Within the museum is a fully operating Conservation and Archaeology lab, where guests are allowed admittance during a daily private Lab Tour and are able to touch the artifacts while learning about the various stages of artifact conservation. Some artifacts, depending on type and density, can take anywhere from weeks to years for full conservation before they are placed on display in the museum.

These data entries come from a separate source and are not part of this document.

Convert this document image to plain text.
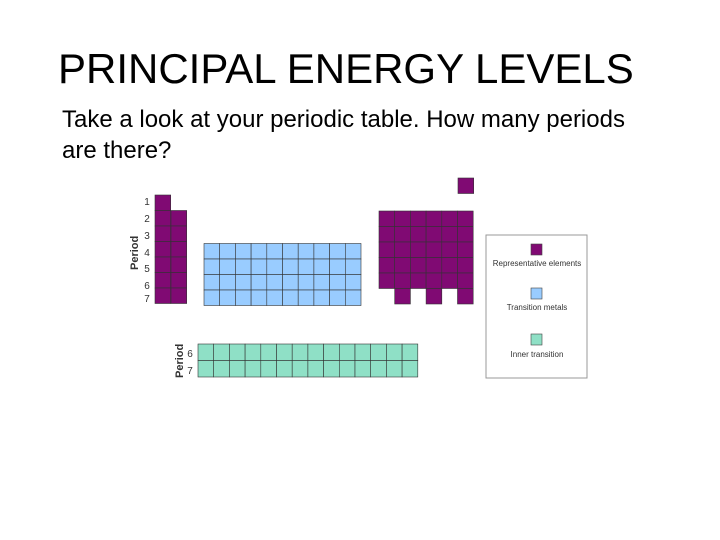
PRINCIPAL ENERGY LEVELS
Take a look at your periodic table. How many periods are there?
Period
1
2
3
4
5
6
7
Period 6
7
Representative elements
Transition metals
Inner transition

As of December 2015, the upstairs exhibits, in addition to the slave ship Henrietta Marie, included displays about a group of freed slaves in Key West in 1860, the preservation of items recovered underwater, and Caribbean piracy.

==Gold Bar Theft==
A popular tourist feature was a solid gold bar that could be lifted by visitors in a plexiglass case. This bar was stolen by two thieves, Richard Johnson and Jarred Goldman, in August 2010. Following the theft, the gold bar was then cut into pieces and sold off in Las Vegas. In 2018, the FBI arrested the two men after receiving an anonymous tip. Only a single piece of the gold bar was able to be recovered. Johnson was sentenced to 5 years and 3 months in prison with Goldman receiving 3 years and 4 months. Both men also had to pay $570,195 in compensation.